The China Bond 50 index, the flagship index, gained 0.01%, while the ATF ALLINDEX Corporates, Enterprise, and Financial gauges gained 0.02%, 0.01% and 0.02%, respectively. The ATF ALLINDEX Local Governments lost 0.02% and closed at 117.77.
The ATF Corporate Bond Index added 0.02%
Investor worries of dwindling liquidity come on the back of Beijing’s announcement that it will issue 1 trillion yuan in bonds to finance the economic recovery, with 100 billion yuan of special treasury bonds to be auctioned on Thursday, according to Reuters.
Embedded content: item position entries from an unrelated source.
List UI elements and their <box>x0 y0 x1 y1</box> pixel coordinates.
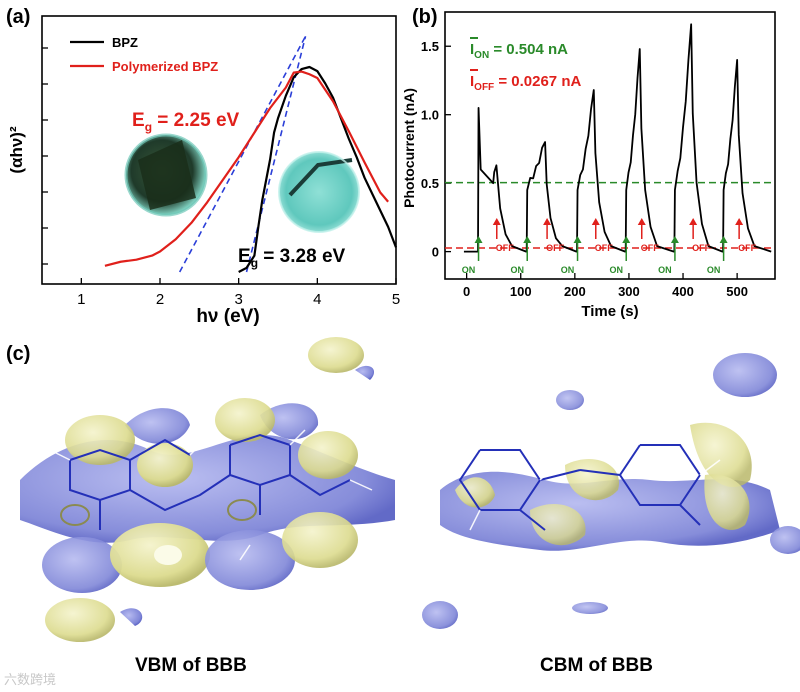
x-tick-label-a-3: 4 <box>313 291 321 308</box>
plot-frame-a <box>41 15 397 285</box>
photocurrent-chart: Photocurrent (nA) Time (s) 0 100 200 300 400… <box>401 11 776 320</box>
on-label-3: ON <box>609 265 623 275</box>
vbm-molecule-bonds <box>69 433 351 530</box>
svg-text:IOFF = 0.0267 nA: IOFF = 0.0267 nA <box>470 73 581 93</box>
svg-text:ION = 0.504 nA: ION = 0.504 nA <box>470 41 568 61</box>
panel-label-b: (b) <box>412 6 438 28</box>
panel-label-a: (a) <box>6 6 31 28</box>
y-tick-label-b-2: 1.0 <box>421 108 439 123</box>
photocurrent-trace <box>463 23 772 253</box>
off-label-1: OFF <box>546 243 564 253</box>
off-arrowhead-1 <box>543 218 552 225</box>
off-label-2: OFF <box>595 243 613 253</box>
x-tick-label-a-2: 3 <box>234 291 242 308</box>
x-tick-label-a-0: 1 <box>77 291 85 308</box>
series-line-polymerized <box>104 70 389 267</box>
off-label-5: OFF <box>738 243 756 253</box>
vbm-caption: VBM of BBB <box>135 655 247 676</box>
off-arrowhead-3 <box>637 218 646 225</box>
cbm-isosurface <box>422 353 800 629</box>
on-label-5: ON <box>707 265 721 275</box>
off-label-4: OFF <box>692 243 710 253</box>
on-arrowhead-0 <box>474 236 483 243</box>
y-tick-label-b-0: 0 <box>432 245 439 260</box>
on-current-stat: ION = 0.504 nA <box>470 37 568 61</box>
legend-label-bpz: BPZ <box>112 35 138 50</box>
plot-frame-b <box>444 11 776 280</box>
x-axis-label-b: Time (s) <box>581 303 638 320</box>
off-current-stat: IOFF = 0.0267 nA <box>470 69 581 93</box>
x-axis-label-a: hν (eV) <box>196 306 259 327</box>
on-label-0: ON <box>462 265 476 275</box>
on-arrowhead-2 <box>573 236 582 243</box>
off-arrowhead-2 <box>591 218 600 225</box>
x-tick-label-b-3: 300 <box>618 284 640 299</box>
bandgap-annotation-polymerized: Eg = 2.25 eV <box>132 110 240 134</box>
fit-line-fit-polymerized <box>178 35 307 273</box>
on-label-1: ON <box>510 265 524 275</box>
y-tick-label-b-3: 1.5 <box>421 39 439 54</box>
bandgap-annotation-bpz: Eg = 3.28 eV <box>238 246 346 270</box>
x-tick-label-b-4: 400 <box>672 284 694 299</box>
off-arrowhead-4 <box>689 218 698 225</box>
crystal-photo-bpz <box>278 151 360 233</box>
on-arrowhead-5 <box>719 236 728 243</box>
on-label-2: ON <box>561 265 575 275</box>
x-tick-label-b-5: 500 <box>726 284 748 299</box>
cbm-caption: CBM of BBB <box>540 655 653 676</box>
x-tick-label-b-2: 200 <box>564 284 586 299</box>
x-tick-label-a-4: 5 <box>392 291 400 308</box>
y-axis-label-a: (αhν)² <box>7 126 26 174</box>
crystal-photo-polymerized <box>124 133 208 217</box>
watermark-text: 六数跨境 <box>4 672 57 687</box>
x-tick-label-a-1: 2 <box>156 291 164 308</box>
absorption-chart: (αhν)² hν (eV) 1 2 3 4 5 BPZ Polymerized BPZ… <box>7 15 400 327</box>
legend-label-polymerized: Polymerized BPZ <box>112 59 218 74</box>
cbm-molecule-hydrogens <box>469 459 721 531</box>
off-label-0: OFF <box>496 243 514 253</box>
x-tick-label-b-0: 0 <box>463 284 470 299</box>
off-arrowhead-0 <box>492 218 501 225</box>
cbm-molecule-bonds <box>458 444 702 531</box>
panel-label-c: (c) <box>6 343 31 365</box>
on-arrowhead-1 <box>523 236 532 243</box>
y-tick-label-b-1: 0.5 <box>421 176 439 191</box>
vbm-molecule-hydrogens <box>49 429 373 561</box>
off-arrowhead-5 <box>735 218 744 225</box>
series-line-bpz <box>238 65 398 273</box>
on-arrowhead-4 <box>670 236 679 243</box>
x-tick-label-b-1: 100 <box>510 284 532 299</box>
on-arrowhead-3 <box>622 236 631 243</box>
on-label-4: ON <box>658 265 672 275</box>
y-axis-label-b: Photocurrent (nA) <box>401 88 417 208</box>
orbital-visualization <box>20 337 800 642</box>
vbm-isosurface <box>20 337 395 642</box>
off-label-3: OFF <box>641 243 659 253</box>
Tighter liquidity could trigger a rise in funding costs, and impact China’s recovery. Beijing has been reluctant to cut rates following a surge in arbitrage trades that have prevented funds from flowing into the real economy. This comes after the People’s Bank of China (PBoC) pumped trillions of yuan into the financial system earlier this year, driving borrowing costs to multi-year lows.
The ATF Enterprise Index advance 0.01%
However, should liquidity weigh on government bond issuance, China is likely to conduct more medium-term loan financing (MLF) injections and implement reserve requirement ratio cuts to support bond supply, according to a research note by Morgan Stanley.
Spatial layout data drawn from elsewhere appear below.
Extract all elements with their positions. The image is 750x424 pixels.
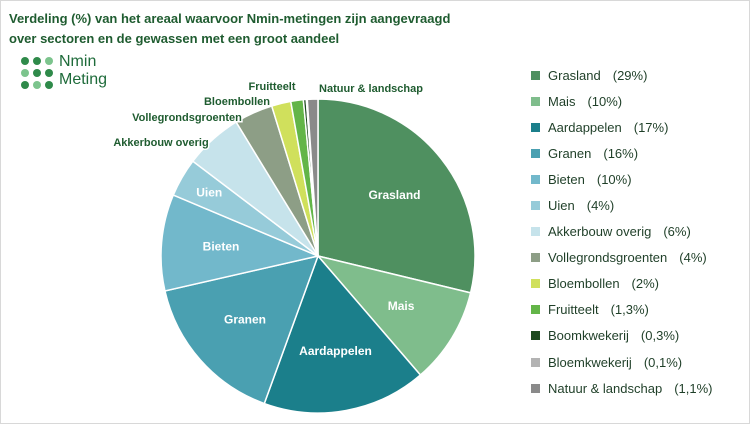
legend-value: (29%) <box>612 67 648 83</box>
legend-swatch <box>531 331 540 341</box>
legend-label: Boomkwekerij <box>548 328 629 344</box>
legend-label: Grasland <box>548 67 601 83</box>
legend-swatch <box>531 305 540 315</box>
legend-value: (4%) <box>586 198 615 214</box>
pie: Grasland Mais Aardappelen Granen Bieten Uien <box>160 98 476 414</box>
legend-value: (1,3%) <box>610 302 649 318</box>
legend-swatch <box>531 96 540 106</box>
legend-entry: Grasland (29%) <box>531 62 712 88</box>
title-line: over sectoren en de gewassen met een gro… <box>9 31 340 46</box>
pie-slice <box>315 254 472 377</box>
legend-value: (4%) <box>679 250 707 266</box>
legend-entry: Granen (16%) <box>531 140 712 166</box>
legend-value: (16%) <box>603 145 639 161</box>
title-line: Verdeling (%) van het areaal waarvoor Nm… <box>9 11 451 26</box>
legend-label: Aardappelen <box>548 119 622 135</box>
legend-entry: Bieten (10%) <box>531 166 712 192</box>
legend-label: Fruitteelt <box>548 302 599 318</box>
legend-label: Akkerbouw overig <box>548 224 652 240</box>
legend-value: (10%) <box>587 93 623 109</box>
legend-swatch <box>531 253 540 263</box>
legend-label: Bieten <box>548 171 585 187</box>
pie-slice <box>164 254 320 405</box>
legend-swatch <box>531 279 540 289</box>
slice-label: Aardappelen <box>299 344 372 358</box>
legend: Grasland (29%) Mais (10%) Aardappelen (17%) Gr… <box>531 62 712 401</box>
legend-entry: Akkerbouw overig (6%) <box>531 219 712 245</box>
legend-swatch <box>531 122 540 132</box>
slice-label: Granen <box>224 313 266 327</box>
legend-entry: Mais (10%) <box>531 88 712 114</box>
legend-entry: Vollegrondsgroenten (4%) <box>531 245 712 271</box>
legend-label: Bloembollen <box>548 276 620 292</box>
legend-entry: Aardappelen (17%) <box>531 114 712 140</box>
legend-entry: Uien (4%) <box>531 192 712 218</box>
legend-value: (10%) <box>596 171 632 187</box>
slice-label: Grasland <box>368 188 420 202</box>
legend-value: (0,1%) <box>643 354 683 370</box>
legend-value: (1,1%) <box>674 380 713 396</box>
legend-label: Uien <box>548 198 575 214</box>
legend-entry: Fruitteelt (1,3%) <box>531 297 712 323</box>
pie-slice <box>306 98 319 257</box>
legend-value: (2%) <box>631 276 659 292</box>
legend-label: Granen <box>548 145 592 161</box>
legend-entry: Bloembollen (2%) <box>531 271 712 297</box>
slice-label: Uien <box>196 185 222 199</box>
pie-slice <box>317 98 476 294</box>
pie-slice <box>263 254 422 414</box>
logo-text: Nmin Meting <box>59 53 107 89</box>
chart-title: Verdeling (%) van het areaal waarvoor Nm… <box>9 9 450 49</box>
legend-value: (6%) <box>663 224 691 240</box>
legend-swatch <box>531 383 540 393</box>
legend-swatch <box>531 227 540 237</box>
legend-value: (0,3%) <box>640 328 680 344</box>
legend-entry: Bloemkwekerij (0,1%) <box>531 349 712 375</box>
legend-swatch <box>531 70 540 80</box>
pie-slice <box>160 194 321 292</box>
outer-label: Vollegrondsgroenten <box>132 112 242 124</box>
slice-label: Mais <box>388 299 415 313</box>
legend-entry: Natuur & landschap (1,1%) <box>531 375 712 401</box>
legend-swatch <box>531 174 540 184</box>
legend-swatch <box>531 201 540 211</box>
legend-entry: Boomkwekerij (0,3%) <box>531 323 712 349</box>
legend-label: Natuur & landschap <box>548 380 663 396</box>
logo-icon <box>21 57 53 89</box>
legend-swatch <box>531 148 540 158</box>
legend-label: Mais <box>548 93 576 109</box>
slice-label: Bieten <box>203 240 240 254</box>
outer-label: Fruitteelt <box>248 81 295 93</box>
outer-label: Natuur & landschap <box>319 83 423 95</box>
logo-line: Meting <box>59 71 108 88</box>
outer-label: Akkerbouw overig <box>113 137 208 149</box>
outer-label: Bloembollen <box>204 96 270 108</box>
legend-label: Vollegrondsgroenten <box>548 250 668 266</box>
legend-swatch <box>531 357 540 367</box>
logo-line: Nmin <box>59 53 97 70</box>
legend-label: Bloemkwekerij <box>548 354 632 370</box>
legend-value: (17%) <box>633 119 669 135</box>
The ATF Financials Index rose 0.02%
Moreover, with the loan-prime rate just 30 basis points lower than at the end of 2019, analysts at DBS believe that this is not enough to revive domestic demand, and they expect Beijing to acknowledge the need for policy support. The Singaporean bank anticipates the possibility of a cut in both the reserve requirement ratio and interest rates in the second half of 2020.
The ATF Local Government Index fell 0.02%
Despite the sell-off, DBS analysts are constructive on Chinese 10-year government bonds. The latter offer close to a 200-basis point premium over their US equivalent. This provides considerable value in a low-yield environment and is a draw for foreign investors. Furthermore, economic challenges remain, underscoring the possibility that a further increase in yields will prompt authorities to loosen liquidity.